Rootstocks and Phylloxera
By 1889, fueled by new money from the gold rush and a growing public interest in wine, a mass influx of immigrants to Northern California had begun planting vineyards and building wineries. In the Napa Valley alone, nearly 200 wineries and 18,000 planted acres of wine grapes carpeted the valley floor. Today in the Napa Valley, 46,000 acres are planted in grapes with well over 500 physical wineries (more than 1,600 if you include “virtual” wineries).
Sonoma has a similar story. However, by the end of the 1800s, the rapid growth slowed after a series of financial downturns and a shift in consumer preferences away from alcohol. Soon after, a tiny sap-sucking root louse called phylloxera — originally transported on cuttings from the East Coast of the United States to Europe, where it decimated vineyards in France, Germany and Italy and then found its way to California. The result was that the vast majority of vineyards withered with most of the majority of wineries left abandoned. By 1905 only a handful of functioning wineries and only a few thousand planted acres of wine grapes remained.
Time passed. Slowly vineyards and wineries multiplied and with innovative rootstocks such as AxR-1 new vineyards were widely planted in the 1970s. The rootstock AxR-1 initially protected the vines from phylloxera, but that was to change as the tiny sap-suckers rapidly evolved. Up until that time AxR-1 had seemed miraculous. Not only did it protect the vines from pests, but it was also a “high-vigor” rootstock that had the ability to find and transport water from deep in the soil. Vineyard owners were thrilled with the results — large, healthy crops that brought in large profits.

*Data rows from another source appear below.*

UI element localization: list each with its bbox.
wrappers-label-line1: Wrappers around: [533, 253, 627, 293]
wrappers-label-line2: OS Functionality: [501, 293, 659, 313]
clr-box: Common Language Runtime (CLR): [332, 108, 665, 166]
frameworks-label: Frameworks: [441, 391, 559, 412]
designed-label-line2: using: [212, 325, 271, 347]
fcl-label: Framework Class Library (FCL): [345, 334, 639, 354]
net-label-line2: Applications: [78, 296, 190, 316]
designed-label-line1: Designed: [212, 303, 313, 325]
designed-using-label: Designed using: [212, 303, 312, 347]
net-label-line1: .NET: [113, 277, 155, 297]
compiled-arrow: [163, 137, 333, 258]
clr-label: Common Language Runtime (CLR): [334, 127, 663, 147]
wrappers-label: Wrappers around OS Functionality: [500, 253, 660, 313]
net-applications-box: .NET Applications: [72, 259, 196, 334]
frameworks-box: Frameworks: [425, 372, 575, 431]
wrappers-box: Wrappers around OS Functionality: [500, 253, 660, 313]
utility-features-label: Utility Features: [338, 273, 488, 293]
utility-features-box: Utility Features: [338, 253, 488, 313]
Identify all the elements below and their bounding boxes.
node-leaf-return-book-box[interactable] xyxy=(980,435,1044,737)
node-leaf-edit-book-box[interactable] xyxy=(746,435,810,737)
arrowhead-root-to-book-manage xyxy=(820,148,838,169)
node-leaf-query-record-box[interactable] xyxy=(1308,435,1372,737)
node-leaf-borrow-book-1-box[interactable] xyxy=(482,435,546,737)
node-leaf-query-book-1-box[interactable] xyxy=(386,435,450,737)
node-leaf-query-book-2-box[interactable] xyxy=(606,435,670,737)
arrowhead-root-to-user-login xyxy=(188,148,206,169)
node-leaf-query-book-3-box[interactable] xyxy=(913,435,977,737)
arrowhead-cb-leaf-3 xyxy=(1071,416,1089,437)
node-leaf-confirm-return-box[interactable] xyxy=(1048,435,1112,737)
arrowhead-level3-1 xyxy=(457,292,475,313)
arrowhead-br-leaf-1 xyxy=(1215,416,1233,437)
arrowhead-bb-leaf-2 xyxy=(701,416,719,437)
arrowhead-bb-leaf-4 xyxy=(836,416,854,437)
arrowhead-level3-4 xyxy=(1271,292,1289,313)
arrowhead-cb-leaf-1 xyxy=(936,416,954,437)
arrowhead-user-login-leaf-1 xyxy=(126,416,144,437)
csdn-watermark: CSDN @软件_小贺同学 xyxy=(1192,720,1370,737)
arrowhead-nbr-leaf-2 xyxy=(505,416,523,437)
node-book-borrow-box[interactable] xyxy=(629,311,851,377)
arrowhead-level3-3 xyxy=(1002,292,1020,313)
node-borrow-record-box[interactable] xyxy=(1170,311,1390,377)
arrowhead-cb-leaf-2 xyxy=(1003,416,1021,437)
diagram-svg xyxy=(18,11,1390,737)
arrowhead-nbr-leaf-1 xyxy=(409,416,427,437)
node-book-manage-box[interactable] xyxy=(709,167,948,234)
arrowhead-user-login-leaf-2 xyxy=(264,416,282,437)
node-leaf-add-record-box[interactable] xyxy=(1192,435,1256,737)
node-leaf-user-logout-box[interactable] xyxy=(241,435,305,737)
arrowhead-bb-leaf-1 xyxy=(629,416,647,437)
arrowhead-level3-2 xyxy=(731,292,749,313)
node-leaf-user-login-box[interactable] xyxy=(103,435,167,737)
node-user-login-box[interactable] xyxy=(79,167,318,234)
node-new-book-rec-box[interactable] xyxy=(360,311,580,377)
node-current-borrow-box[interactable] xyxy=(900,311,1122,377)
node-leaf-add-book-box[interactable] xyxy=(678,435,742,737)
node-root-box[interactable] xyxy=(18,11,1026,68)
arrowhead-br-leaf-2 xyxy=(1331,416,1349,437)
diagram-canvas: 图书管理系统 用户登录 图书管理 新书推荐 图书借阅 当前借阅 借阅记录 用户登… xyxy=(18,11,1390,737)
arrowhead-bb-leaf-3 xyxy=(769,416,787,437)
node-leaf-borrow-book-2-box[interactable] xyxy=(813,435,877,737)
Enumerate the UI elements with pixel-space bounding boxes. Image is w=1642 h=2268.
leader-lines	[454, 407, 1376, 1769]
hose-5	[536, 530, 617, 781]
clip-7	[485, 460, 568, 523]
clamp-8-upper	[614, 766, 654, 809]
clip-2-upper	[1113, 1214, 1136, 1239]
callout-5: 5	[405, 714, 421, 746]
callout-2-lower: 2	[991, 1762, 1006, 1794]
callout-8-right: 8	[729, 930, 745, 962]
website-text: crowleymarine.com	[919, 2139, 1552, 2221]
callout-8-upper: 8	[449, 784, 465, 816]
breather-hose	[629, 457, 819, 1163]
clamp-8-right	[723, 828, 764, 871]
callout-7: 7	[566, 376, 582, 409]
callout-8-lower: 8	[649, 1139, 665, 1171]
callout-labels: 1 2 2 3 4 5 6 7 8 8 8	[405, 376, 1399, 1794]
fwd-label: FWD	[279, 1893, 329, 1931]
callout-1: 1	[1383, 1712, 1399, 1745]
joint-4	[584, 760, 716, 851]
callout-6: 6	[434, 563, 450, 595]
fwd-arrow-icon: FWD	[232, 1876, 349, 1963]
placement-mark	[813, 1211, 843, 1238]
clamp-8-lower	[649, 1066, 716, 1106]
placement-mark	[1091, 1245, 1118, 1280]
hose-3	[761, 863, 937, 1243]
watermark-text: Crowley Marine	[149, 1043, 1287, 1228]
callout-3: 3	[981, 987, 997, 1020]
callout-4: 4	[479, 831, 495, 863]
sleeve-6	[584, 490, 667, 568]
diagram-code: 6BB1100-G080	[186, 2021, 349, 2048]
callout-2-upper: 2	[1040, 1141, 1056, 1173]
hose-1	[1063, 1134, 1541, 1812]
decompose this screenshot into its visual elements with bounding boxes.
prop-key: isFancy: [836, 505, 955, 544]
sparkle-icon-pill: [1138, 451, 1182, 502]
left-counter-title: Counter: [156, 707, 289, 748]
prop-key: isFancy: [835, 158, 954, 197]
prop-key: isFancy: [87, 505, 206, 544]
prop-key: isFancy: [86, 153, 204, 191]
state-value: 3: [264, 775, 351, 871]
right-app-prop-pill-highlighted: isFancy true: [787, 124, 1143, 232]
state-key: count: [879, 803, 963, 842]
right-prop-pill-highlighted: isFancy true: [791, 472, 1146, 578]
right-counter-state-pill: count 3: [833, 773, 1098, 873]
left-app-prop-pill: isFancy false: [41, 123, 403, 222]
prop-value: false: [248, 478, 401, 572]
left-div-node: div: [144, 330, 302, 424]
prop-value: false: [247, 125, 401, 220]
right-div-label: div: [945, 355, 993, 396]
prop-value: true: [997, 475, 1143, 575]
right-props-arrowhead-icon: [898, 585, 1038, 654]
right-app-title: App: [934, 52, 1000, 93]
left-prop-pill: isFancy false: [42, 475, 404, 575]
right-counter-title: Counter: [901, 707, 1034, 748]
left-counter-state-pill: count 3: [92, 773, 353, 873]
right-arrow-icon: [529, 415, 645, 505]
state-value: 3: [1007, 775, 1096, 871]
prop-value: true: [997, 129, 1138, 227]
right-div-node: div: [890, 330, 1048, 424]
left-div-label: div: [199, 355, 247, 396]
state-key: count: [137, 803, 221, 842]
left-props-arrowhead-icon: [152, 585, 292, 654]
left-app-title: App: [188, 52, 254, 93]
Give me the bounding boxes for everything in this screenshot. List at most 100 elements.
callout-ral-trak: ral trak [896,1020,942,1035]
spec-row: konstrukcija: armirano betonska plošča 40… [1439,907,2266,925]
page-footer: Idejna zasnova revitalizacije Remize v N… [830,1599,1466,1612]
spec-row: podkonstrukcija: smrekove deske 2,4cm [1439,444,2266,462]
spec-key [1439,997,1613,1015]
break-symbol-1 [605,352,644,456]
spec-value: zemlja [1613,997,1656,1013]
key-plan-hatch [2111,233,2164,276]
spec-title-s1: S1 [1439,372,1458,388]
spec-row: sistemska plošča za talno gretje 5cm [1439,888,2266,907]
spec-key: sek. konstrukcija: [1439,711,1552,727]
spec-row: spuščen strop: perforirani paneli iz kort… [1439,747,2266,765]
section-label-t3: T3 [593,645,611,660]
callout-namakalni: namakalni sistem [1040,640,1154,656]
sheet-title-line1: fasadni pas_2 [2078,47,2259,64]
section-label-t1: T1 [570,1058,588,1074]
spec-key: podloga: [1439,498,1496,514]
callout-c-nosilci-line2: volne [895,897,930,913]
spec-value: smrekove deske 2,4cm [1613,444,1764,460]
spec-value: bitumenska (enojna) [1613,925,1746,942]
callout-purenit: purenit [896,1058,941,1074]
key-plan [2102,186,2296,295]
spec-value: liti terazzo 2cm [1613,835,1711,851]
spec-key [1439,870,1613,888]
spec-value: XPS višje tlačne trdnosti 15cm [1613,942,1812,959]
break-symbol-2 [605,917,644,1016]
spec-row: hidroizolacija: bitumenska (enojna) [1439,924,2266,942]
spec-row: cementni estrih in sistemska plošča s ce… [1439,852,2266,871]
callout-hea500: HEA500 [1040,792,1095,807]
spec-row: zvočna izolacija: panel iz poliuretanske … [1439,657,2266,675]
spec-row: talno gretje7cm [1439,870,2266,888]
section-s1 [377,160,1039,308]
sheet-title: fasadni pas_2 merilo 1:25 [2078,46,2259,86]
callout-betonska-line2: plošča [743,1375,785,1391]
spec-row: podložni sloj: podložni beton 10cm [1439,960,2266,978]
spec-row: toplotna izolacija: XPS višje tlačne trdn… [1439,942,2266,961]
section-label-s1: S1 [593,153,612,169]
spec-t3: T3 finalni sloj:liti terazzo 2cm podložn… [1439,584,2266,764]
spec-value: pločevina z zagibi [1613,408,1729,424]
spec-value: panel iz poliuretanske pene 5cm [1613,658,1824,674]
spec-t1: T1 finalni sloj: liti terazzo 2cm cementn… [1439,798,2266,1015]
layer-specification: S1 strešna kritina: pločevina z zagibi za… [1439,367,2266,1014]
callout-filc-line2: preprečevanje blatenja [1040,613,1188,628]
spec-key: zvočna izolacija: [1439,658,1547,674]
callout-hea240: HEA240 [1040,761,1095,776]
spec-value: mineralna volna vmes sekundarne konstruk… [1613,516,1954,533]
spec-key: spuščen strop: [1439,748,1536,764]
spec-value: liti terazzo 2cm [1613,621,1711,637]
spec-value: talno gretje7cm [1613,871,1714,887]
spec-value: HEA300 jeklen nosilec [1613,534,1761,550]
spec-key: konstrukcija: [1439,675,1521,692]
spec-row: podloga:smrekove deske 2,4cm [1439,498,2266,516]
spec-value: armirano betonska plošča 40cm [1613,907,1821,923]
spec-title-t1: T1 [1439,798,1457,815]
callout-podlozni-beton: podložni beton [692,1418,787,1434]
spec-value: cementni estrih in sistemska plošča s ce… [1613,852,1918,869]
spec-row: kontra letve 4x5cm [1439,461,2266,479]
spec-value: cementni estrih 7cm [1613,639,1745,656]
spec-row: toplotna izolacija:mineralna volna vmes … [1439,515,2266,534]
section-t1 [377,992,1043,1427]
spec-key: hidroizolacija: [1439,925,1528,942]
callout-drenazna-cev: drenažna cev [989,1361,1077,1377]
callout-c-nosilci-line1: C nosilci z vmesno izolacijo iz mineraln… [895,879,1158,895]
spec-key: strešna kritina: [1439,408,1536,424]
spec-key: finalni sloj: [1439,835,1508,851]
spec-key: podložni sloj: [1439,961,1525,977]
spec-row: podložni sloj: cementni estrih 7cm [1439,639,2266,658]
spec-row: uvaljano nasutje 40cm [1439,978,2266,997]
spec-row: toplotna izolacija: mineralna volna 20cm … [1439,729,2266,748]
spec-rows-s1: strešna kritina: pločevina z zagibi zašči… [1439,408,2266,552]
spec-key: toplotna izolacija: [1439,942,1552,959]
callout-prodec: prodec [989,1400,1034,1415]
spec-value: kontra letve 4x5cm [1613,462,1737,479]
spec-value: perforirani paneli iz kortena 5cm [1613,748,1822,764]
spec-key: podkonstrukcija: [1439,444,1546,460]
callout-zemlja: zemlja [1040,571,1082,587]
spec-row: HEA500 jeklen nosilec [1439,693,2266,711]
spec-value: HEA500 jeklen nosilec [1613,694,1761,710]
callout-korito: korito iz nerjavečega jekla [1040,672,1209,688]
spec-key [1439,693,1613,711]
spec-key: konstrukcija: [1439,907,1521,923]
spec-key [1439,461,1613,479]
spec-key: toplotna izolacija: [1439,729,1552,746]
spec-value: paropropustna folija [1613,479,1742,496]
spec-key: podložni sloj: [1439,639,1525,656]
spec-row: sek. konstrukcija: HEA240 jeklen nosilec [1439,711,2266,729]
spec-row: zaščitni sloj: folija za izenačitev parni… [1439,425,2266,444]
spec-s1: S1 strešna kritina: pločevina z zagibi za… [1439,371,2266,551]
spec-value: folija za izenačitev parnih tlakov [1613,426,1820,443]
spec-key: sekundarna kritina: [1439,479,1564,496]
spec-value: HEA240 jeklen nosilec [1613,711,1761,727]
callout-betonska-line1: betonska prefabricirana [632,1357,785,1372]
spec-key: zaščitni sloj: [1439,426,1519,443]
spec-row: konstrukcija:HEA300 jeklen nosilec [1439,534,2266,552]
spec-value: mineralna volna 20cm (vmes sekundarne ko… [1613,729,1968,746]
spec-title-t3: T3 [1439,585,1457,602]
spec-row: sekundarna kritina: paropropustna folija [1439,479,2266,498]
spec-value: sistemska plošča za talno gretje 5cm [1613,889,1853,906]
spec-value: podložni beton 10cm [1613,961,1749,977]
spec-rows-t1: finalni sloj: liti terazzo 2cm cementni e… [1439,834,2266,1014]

By 1983, though, AXR-1’s resistance to phylloxera was all but over. Thousands of vineyards had to be ripped out, and hundreds of vineyard owners were left bankrupt or forced to replant. From that aftermath, a new mantra of California grape-growing emerged. It was the mid-1980s, and whereas quantity had been the driving goal of earlier wine-grape growers, quality now became valued as consumers were willing to pay handsomely for wines from around the world as well as those grown in California.
The result was that many NorCal vineyard owners of the late 1980s shifted from high-vigor rootstocks toward “low-vigor” rootstocks that had shallower roots. These rootstocks protected against phylloxera, but the key benefit was that water could be restricted at key moments of the yearly growth cycle to “stress” the grapevines into producing small clusters of intensely flavored grapes. Because the roots were unable to find scarce water on their own, they were made dependent on drip irrigation and so were at risk when subjected to drought conditions.
Fast-forward to today, when many new vineyards are being planted with “drought-resistant” rootstocks (aka, high-vigor, like AxR-1 had been) such as 110R and 1103. Because these rootstocks can locate water sources deep underground, many winemakers believe that wines of the future may resemble those made when AxR-1 was more dominant, which made wines that were delicious in their own right but certainly not as concentrated or darkly colored as those of the more recent past.